🤖 AI Summary
This work uncovers a critical cross-lingual security vulnerability in multilingual large language models (LLMs): fine-tuning attacks using only a small number of monolingual malicious instruction samples can systematically degrade their ability to refuse harmful requests across multiple languages.
Method: We conduct systematic parameter-space analysis, construct cross-lingual adversarial examples, and perform freezing experiments—including targeted parameter freezing—to assess attack transferability and defense resilience. We further propose Safety Information Localization (SIL) to identify safety-relevant parameters.
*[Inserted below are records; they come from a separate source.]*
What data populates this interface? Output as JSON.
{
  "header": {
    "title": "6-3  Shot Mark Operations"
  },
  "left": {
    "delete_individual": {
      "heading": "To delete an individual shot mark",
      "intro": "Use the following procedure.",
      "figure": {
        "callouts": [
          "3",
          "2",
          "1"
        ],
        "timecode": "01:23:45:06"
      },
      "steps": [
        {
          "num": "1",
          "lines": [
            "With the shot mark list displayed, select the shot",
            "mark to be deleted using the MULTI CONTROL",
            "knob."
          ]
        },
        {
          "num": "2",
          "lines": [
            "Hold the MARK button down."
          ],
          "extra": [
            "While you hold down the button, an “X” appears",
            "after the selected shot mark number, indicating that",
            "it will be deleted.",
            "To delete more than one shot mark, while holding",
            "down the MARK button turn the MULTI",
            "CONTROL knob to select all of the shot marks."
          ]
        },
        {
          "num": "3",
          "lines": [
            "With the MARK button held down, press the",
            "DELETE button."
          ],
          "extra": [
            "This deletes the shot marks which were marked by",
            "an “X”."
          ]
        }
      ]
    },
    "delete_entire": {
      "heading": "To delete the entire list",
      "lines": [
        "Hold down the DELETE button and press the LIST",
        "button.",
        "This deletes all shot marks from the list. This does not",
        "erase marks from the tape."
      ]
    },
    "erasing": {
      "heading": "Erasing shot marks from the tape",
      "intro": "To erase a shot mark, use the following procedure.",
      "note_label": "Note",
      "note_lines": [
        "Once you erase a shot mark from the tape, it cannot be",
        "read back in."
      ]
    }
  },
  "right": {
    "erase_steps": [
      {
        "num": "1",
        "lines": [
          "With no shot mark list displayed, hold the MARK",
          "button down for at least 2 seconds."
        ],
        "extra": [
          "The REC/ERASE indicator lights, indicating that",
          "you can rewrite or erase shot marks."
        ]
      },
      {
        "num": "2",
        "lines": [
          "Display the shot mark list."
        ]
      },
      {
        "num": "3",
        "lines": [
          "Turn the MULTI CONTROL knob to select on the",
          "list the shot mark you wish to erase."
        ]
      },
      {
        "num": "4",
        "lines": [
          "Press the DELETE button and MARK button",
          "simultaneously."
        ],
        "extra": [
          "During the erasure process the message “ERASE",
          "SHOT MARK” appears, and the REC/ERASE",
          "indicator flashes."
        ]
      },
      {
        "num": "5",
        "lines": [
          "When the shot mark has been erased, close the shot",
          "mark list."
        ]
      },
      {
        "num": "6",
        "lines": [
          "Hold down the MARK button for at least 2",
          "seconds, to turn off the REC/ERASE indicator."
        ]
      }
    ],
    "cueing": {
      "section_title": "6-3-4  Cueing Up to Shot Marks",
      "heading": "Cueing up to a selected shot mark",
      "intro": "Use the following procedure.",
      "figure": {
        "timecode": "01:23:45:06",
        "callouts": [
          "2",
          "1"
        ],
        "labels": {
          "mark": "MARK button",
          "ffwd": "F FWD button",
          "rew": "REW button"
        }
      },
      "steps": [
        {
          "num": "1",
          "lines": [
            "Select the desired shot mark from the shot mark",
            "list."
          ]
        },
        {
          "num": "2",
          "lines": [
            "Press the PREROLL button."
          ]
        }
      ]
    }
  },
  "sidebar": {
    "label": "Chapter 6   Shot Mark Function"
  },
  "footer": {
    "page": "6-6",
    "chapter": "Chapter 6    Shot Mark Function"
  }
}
Contribution/Results: We are the first to demonstrate strong cross-lingual generalization of fine-tuning attacks; SIL confirms that safety knowledge is language-agnostic; and we show that fine-tuning merely ~20% of critical parameters suffices to globally compromise safety alignment. The attack successfully achieves cross-lingual jailbreaking on multiple mainstream multilingual LLMs, remains effective against newly adapted languages, and cannot be mitigated by freezing safety-related parameters.
📝 Abstract
Recent advancements in Large Language Models (LLMs) have sparked widespread concerns about their safety. Recent work demonstrates that safety alignment of LLMs can be easily removed by fine-tuning with a few adversarially chosen instruction-following examples, i.e., fine-tuning attacks. We take a further step to understand fine-tuning attacks in multilingual LLMs. We first discover cross-lingual generalization of fine-tuning attacks: using a few adversarially chosen instruction-following examples in one language, multilingual LLMs can also be easily compromised (e.g., multilingual LLMs fail to refuse harmful prompts in other languages). Motivated by this finding, we hypothesize that safety-related information is language-agnostic and propose a new method termed Safety Information Localization (SIL) to identify the safety-related information in the model parameter space. Through SIL, we validate this hypothesis and find that only changing 20% of weight parameters in fine-tuning attacks can break safety alignment across all languages. Furthermore, we provide evidence to the alternative pathways hypothesis for why freezing safety-related parameters does not prevent fine-tuning attacks, and we demonstrate that our attack vector can still jailbreak LLMs adapted to new languages.